What can lower your credit score?


Does checking your score lower it?

You may not have known, but every time your credit history is checked, it is reflected in your credit report. This can be either a soft or a hard credit check, depending on who checked it. However, while a soft credit check does not affect a credit rating, a hard credit check can worsen it and remains on the credit report for 2 years. If you check your credit rating yourself, this is also considered a soft check and does not affect your credit. Learn what soft and hard credit checks are and how they affect your credit score.

What is a soft and hard credit check?

A soft credit check can happen for several reasons: if you are checking your credit, if an employer or renter is doing a credit check (your permission is required), if the lender is doing a check to pre-approve your application. As already mentioned, a soft credit check does not affect your credit rating since you are not applying for a new loan. Some loans, such as Payday Loans, do not require a credit check at all. Sometimes lenders may request a soft credit check, however this is not reflected in the credit report.

A hard credit check is required if you want to get mortgages, Installment Loan and other types of loans. Once you are prequalified and applied, lenders will review your credit to understand your previous payments and make sure you paid off your debts on time. Thus, a hard credit check can lower your credit score for some time.

What can lower your credit score?

You probably know that your FICO rating is based on several factors. Thus, a credit check is not the only thing that can affect your credit and worsen it. Pay attention to other factors that affect your credit:

  • Payment history. Please note that payment history is the most important factor in your FICO score. If you pay your debts on time, then this factor will not be affected. However, if at least one of your payments is delayed for more than 30 days, then your credit score deteriorates. Also note that the longer the payment is late, the more it will damage your account. Often times, creditors report late payments to the credit bureaus, so the credit score deteriorates.
  • Amounts owed. In calculating this factor, both total debt and loan utilization play an important role. Your credit utilization ratio shows how you are using your credit card limits. For example, if your credit card limit is $ 5000 and your balance is $ 2500, then the utilization rate is 50%. Please note that if your limit exceeds 30%, it may worsen your credit. Thus, the lower your credit utilization rate, the better.
  • Length of credit history. The longer your credit history, the better for your credit rating. It is also important to consider such a factor as the average age of accounts. Thus, if you have been using credit for many years but have now opened several new accounts, then the overall age will decrease and your credit score will also suffer.
  • Credit mix. The more types of credit you use, the better for your credit history. It can be a credit card, car loan, mortgage, personal loan, and more - variety is only welcome.
  • New credit. When you apply for a new loan, it can also negatively affect your credit score (depending on the type of loan you are taking). Most lenders ask for a hard credit check, which can lower your credit by up to 5 points. What's more, if you've had a few hard credit checks lately, it will be even worse for your account.
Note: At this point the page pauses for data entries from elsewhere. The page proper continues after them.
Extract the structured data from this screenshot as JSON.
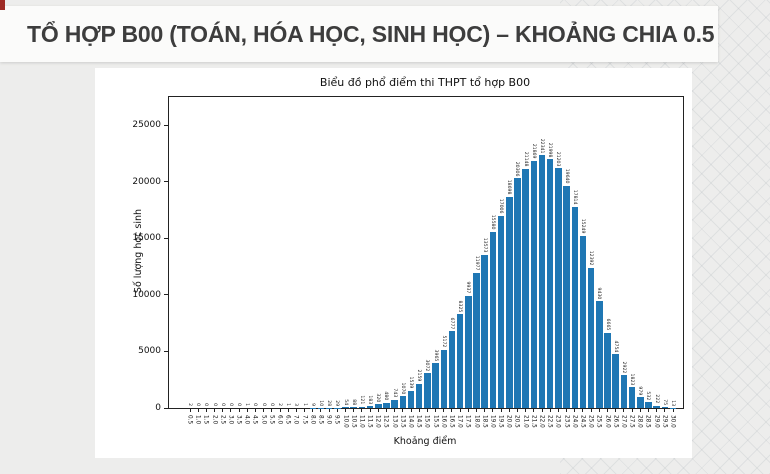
{
  "slide": {
    "title": "TỔ HỢP B00 (TOÁN, HÓA HỌC, SINH HỌC) – KHOẢNG CHIA 0.5"
  },
  "colors": {
    "bar": "#1f77b4",
    "background": "#ededec",
    "banner": "#fbfbfa",
    "title_text": "#3d3d3d"
  },
  "chart_data": {
    "type": "bar",
    "title": "Biểu đồ phổ điểm thi THPT tổ hợp B00",
    "xlabel": "Khoảng điểm",
    "ylabel": "Số lượng học sinh",
    "ylim": [
      0,
      27500
    ],
    "yticks": [
      0,
      5000,
      10000,
      15000,
      20000,
      25000
    ],
    "grid": false,
    "legend": "none",
    "bar_color": "#1f77b4",
    "categories": [
      "0.5",
      "1.0",
      "1.5",
      "2.0",
      "2.5",
      "3.0",
      "3.5",
      "4.0",
      "4.5",
      "5.0",
      "5.5",
      "6.0",
      "6.5",
      "7.0",
      "7.5",
      "8.0",
      "8.5",
      "9.0",
      "9.5",
      "10.0",
      "10.5",
      "11.0",
      "11.5",
      "12.0",
      "12.5",
      "13.0",
      "13.5",
      "14.0",
      "14.5",
      "15.0",
      "15.5",
      "16.0",
      "16.5",
      "17.0",
      "17.5",
      "18.0",
      "18.5",
      "19.0",
      "19.5",
      "20.0",
      "20.5",
      "21.0",
      "21.5",
      "22.0",
      "22.5",
      "23.0",
      "23.5",
      "24.0",
      "24.5",
      "25.0",
      "25.5",
      "26.0",
      "26.5",
      "27.0",
      "27.5",
      "28.0",
      "28.5",
      "29.0",
      "29.5",
      "30.0"
    ],
    "values": [
      2,
      0,
      0,
      0,
      0,
      0,
      0,
      1,
      0,
      0,
      0,
      2,
      1,
      3,
      1,
      9,
      10,
      28,
      29,
      54,
      88,
      121,
      183,
      320,
      480,
      743,
      1070,
      1539,
      2159,
      3072,
      3965,
      5172,
      6777,
      8325,
      9937,
      11977,
      13573,
      15580,
      17006,
      18698,
      20306,
      21148,
      21869,
      22341,
      21998,
      21203,
      19640,
      17814,
      15249,
      12392,
      9430,
      6665,
      4754,
      2922,
      1823,
      979,
      532,
      222,
      75,
      13
    ]
  }
}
Thus, as you can see, there are a huge number of factors affecting your credit, so it is impossible to say for sure what exactly worsened it. Moreover, it is worth considering each factor separately, since credit check is far from the only point to which you need to pay attention to.

How often can you check your credit?

You should know that you can check your credit score as often as needed. When you check your credit yourself, it is considered a soft credit check and is not reflected in your credit report. It is recommended that you regularly check your credit before applying for any loan.
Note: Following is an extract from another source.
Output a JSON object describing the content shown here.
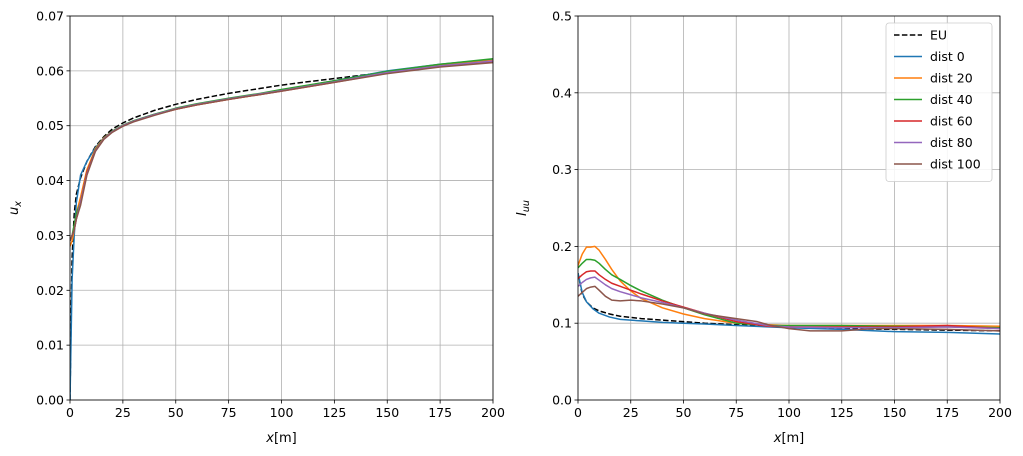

By checking it before applying for a loan, you can be sure that there will be no difficulties with the approval of your application. Moreover, it is important to check your credit report at least once a year, as this information is used to calculate your credit rating. It is also important to check your credit report for errors. If you notice inaccurate information in the report, it is worth reporting this to the credit bureaus.

You can get a free copy of your credit report from each credit bureau every 12 months.

Why does checking your credit score lower it?

As already mentioned, if you check your credit score yourself, it does not worsen it, as it is considered a soft credit check. Therefore, if you need to, you can check your credit without fear that it will worsen your credit score.

However, your credit score may deteriorate if it is checked by another person. For example, if you applied for a credit card or loan, the lender will most likely ask for a credit check to see if you can repay the loan on time. The more hard credit checks are done in a short time, the worse for your credit.